I didn't find Michael and Lisa ahead of showtime, so joined the long line for the general admission seats. I was finally almost up to the door when some people had to cut through the line. It was Laurie Anderson -- so tiny! You see people on stage all the time and never realise how tiny they can be in real life. I felt like super Amazon and I'm not that tall. She had this great black and white flannel shirt with a hood and was accompanied by a friend, and then someone with her dog, oh and then -- and why hadn't it occurred to me? -- her husband and a couple more friends. Lou in leather, limping a little, it looked like. I was grinning like an idiot just seeing the two of them as they brushed past.
I chose a seat and -- of course -- squeed to friends via email and Twitter. Lou and his friend came in and sat down in the first row to watch. Laurie came out with MassMOCA director (and very tall man) Joseph C. Thompson and they chatted about many things, starting off with her forthcoming performance "Delusion" and its creation. She wrote a lot of it on the road, which she didn't recommend, but entertained the audience with stories of traveling with rock musicians, jazz musicians and the Tuvan throat singers, who had a very different approach to life on the road, being nomads.
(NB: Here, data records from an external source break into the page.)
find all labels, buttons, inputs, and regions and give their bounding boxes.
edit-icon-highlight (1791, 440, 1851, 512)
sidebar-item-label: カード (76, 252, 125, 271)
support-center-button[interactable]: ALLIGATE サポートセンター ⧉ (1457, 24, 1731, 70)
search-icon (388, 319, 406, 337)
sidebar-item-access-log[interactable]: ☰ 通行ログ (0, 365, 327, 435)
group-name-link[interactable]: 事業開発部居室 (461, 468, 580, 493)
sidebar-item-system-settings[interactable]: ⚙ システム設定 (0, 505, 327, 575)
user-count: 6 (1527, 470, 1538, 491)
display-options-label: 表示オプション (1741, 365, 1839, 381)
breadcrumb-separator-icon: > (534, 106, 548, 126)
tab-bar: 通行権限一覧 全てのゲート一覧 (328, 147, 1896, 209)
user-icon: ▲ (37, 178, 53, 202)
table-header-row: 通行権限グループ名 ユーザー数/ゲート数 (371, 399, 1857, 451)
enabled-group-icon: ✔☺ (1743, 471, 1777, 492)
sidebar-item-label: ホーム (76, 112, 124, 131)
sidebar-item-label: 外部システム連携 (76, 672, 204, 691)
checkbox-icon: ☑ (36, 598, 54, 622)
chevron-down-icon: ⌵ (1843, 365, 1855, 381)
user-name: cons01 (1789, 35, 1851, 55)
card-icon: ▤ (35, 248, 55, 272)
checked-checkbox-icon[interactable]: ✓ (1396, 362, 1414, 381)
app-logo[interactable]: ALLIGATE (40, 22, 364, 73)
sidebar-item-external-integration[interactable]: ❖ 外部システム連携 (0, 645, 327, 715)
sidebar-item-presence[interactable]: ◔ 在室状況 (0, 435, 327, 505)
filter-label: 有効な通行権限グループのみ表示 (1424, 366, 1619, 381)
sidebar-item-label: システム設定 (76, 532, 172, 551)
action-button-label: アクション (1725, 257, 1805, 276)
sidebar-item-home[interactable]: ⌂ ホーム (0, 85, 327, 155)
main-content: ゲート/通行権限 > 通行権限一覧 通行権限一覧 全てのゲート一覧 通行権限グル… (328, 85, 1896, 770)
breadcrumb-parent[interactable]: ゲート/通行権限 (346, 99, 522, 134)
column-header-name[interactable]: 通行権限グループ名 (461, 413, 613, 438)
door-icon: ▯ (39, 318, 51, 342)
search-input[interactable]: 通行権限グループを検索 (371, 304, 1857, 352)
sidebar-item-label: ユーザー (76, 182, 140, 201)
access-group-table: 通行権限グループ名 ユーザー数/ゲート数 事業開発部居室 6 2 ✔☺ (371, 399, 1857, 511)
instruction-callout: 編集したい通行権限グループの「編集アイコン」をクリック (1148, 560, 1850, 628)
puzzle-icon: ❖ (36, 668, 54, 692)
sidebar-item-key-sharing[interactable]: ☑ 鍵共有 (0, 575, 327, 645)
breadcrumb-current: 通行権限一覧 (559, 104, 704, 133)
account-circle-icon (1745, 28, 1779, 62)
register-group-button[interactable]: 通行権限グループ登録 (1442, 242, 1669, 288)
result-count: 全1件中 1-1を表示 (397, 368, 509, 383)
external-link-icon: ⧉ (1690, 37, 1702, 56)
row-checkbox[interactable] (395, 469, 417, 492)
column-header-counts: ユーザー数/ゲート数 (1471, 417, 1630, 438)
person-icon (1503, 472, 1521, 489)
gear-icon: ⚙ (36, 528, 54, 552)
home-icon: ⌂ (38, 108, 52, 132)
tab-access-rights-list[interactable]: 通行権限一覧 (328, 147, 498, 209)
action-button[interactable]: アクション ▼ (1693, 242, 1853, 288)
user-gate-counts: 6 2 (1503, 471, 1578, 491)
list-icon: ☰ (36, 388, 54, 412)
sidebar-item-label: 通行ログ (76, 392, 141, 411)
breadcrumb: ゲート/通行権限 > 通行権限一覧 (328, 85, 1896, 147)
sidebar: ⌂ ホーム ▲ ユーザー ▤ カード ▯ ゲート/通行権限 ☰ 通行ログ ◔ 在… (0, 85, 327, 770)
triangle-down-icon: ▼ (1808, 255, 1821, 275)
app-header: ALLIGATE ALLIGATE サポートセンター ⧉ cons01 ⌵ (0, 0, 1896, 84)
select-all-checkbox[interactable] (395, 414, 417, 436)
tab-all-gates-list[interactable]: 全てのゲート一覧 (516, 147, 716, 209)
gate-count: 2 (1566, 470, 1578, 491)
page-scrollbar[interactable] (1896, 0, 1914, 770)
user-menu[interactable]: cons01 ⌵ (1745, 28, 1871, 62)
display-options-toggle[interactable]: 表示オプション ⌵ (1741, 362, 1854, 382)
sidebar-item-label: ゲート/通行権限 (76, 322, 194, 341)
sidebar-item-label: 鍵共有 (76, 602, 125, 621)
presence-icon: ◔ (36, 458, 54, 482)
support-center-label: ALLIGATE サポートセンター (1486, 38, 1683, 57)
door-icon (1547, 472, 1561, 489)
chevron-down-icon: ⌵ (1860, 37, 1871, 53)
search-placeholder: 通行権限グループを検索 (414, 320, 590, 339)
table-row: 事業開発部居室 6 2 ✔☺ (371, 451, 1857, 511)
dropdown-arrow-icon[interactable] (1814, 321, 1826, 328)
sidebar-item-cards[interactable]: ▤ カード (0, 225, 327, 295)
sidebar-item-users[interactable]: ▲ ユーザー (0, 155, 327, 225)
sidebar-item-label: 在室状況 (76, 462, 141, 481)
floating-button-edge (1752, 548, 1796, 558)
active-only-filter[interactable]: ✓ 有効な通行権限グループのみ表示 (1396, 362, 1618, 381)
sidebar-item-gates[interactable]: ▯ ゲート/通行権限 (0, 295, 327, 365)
Anderson often hopped up to demonstrate what she was talking about, playing a snippet form the performance that featured the throat singing, having some of the projected backgrounds play to show the usefulness of crinkled butcher paper. After a couple of mentions of donkeys, she said maybe she should have named the show that, but delusions sounded better. While working on the Moby Dick project, someone had given her Melville's bible. He had written copious notes in pencil in the margins, but his wife had gone back and erased them, so Anderson ended up poring over the pages with a magnifying glass.
She summed up her approach that way, being interested in the details. Lisa said over dinner that nonetheless she manages to make profound connections. I said I thought it was like Blake, seeing the world in a grain of sand.
The surprises were fun; Thompson asking about bible stories and Anderson recalling the first stories she learned in Sunday school, stories told with those felt board figures, "and there was a talking snake in the garden." She said that's when she realised adults were mad. "And I'm going to be one," her child self thought delightedly. My favourite moment was when she imitated an erhu, but the best story was when someone asked about her trip to the Himalayas where she nearly died, but carried back down from the mountains on a donkey's back (again a donkey, she said wonderingly) after days of a 105° temperature, finding herself okay with dying, a little voice in her ear kept pulling her back. It was the trekker who kept up a continuous chatter of meaningless things, lists as random as colors and his second grade class members, that finally brought her back from the land of ringing bells. Quite wonderful.